The airports in Dubai and Sharjah are only 17 km apart as the crow flies, but the high traffic levels between the two cities (many visa workers live in the cheaper Sharjah and work in booming Dubai) makes travel times uncertain, and often slow.  The current project to build Dubai Metro promises to improve traffic and make a large part of Dubai more accessible.

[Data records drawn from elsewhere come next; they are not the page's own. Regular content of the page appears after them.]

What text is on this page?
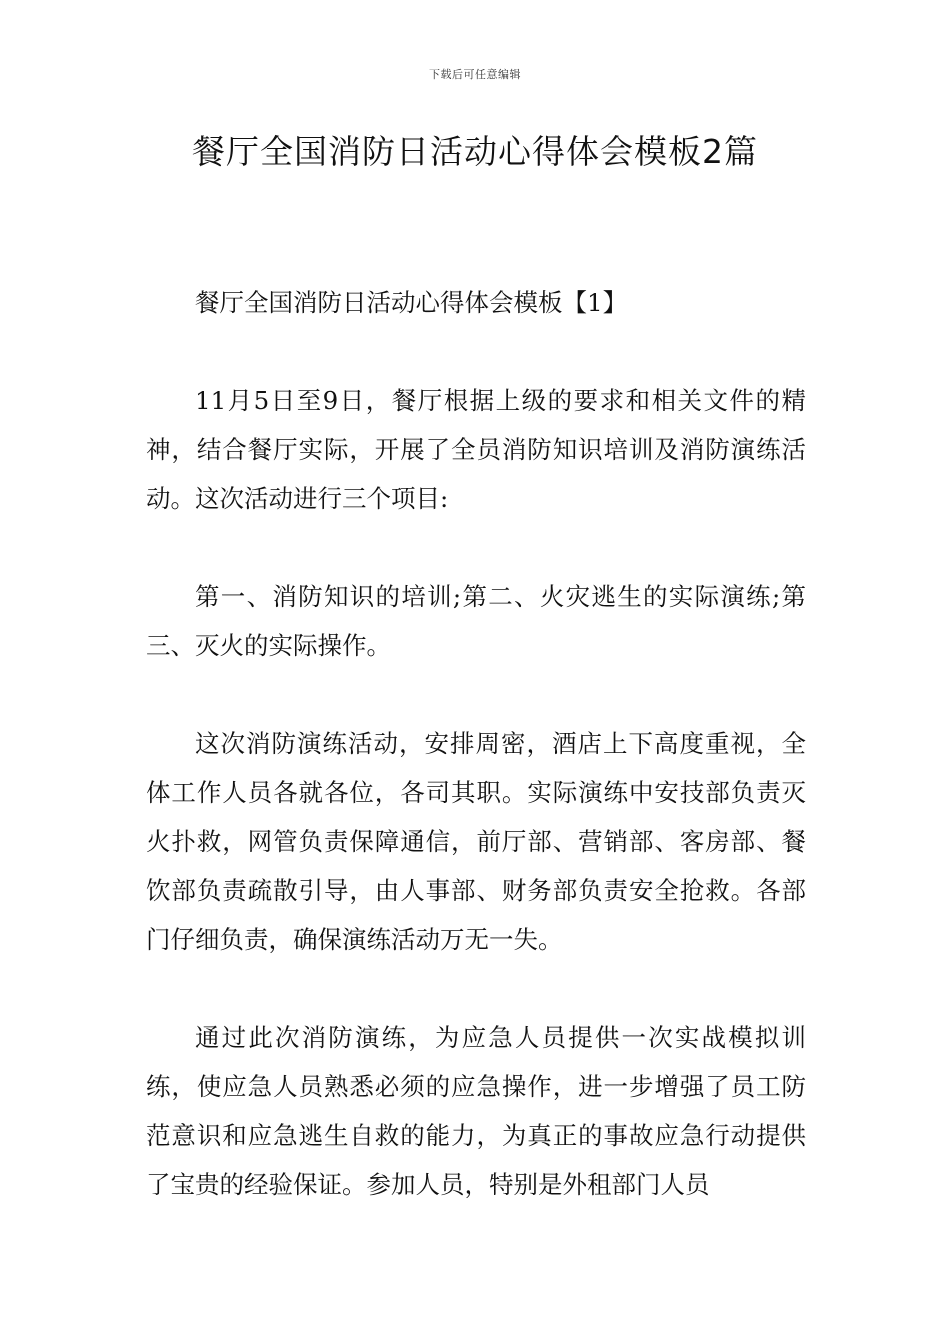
下载后可任意编辑
餐厅全国消防日活动心得体会模板2篇

餐厅全国消防日活动心得体会模板【1】

11月5日至9日，餐厅根据上级的要求和相关文件的精神，结合餐厅实际，开展了全员消防知识培训及消防演练活动。这次活动进行三个项目:

第一、消防知识的培训;第二、火灾逃生的实际演练;第三、灭火的实际操作。

这次消防演练活动，安排周密，酒店上下高度重视，全体工作人员各就各位，各司其职。实际演练中安技部负责灭火扑救，网管负责保障通信，前厅部、营销部、客房部、餐饮部负责疏散引导，由人事部、财务部负责安全抢救。各部门仔细负责，确保演练活动万无一失。

通过此次消防演练，为应急人员提供一次实战模拟训练，使应急人员熟悉必须的应急操作，进一步增强了员工防范意识和应急逃生自救的能力，为真正的事故应急行动提供了宝贵的经验保证。参加人员，特别是外租部门人员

IMG_1405 I see faces tower Dubai 2008

I see faces (Dubai)




On the way back from Nepal we had a chance to spend an afternoon and evening in Sharjah—with an early afternoon arrival at Sharjah airport (then the inevitable traffic jams) and after-midnight departure from Dubai.  We dropped our bags off at the hotel we’d stayed at between Oman and Nepal flights a month earlier, the Al Sharq Hotel which we can recommend not only due to the friendly and helpful reception, but also the most comfortable mattresses. The Al Sharq Hotel is located across from Rolla Square in central Sharjah and there no better place I suspect to get the flavour of the numerical dominance of the visa workers.  Essentially, in the whole area one sees no one other than males, all clearly from South Asia.  There is an abundance of choice for inexpensive restaurants, but no assurance that women were welcome in all.


We headed out into the 43oC heat and wilted—more looking for shade and patches of grass than sightseeing and thanking the air conditioning in the modern Central Souq—no desire for tradition here.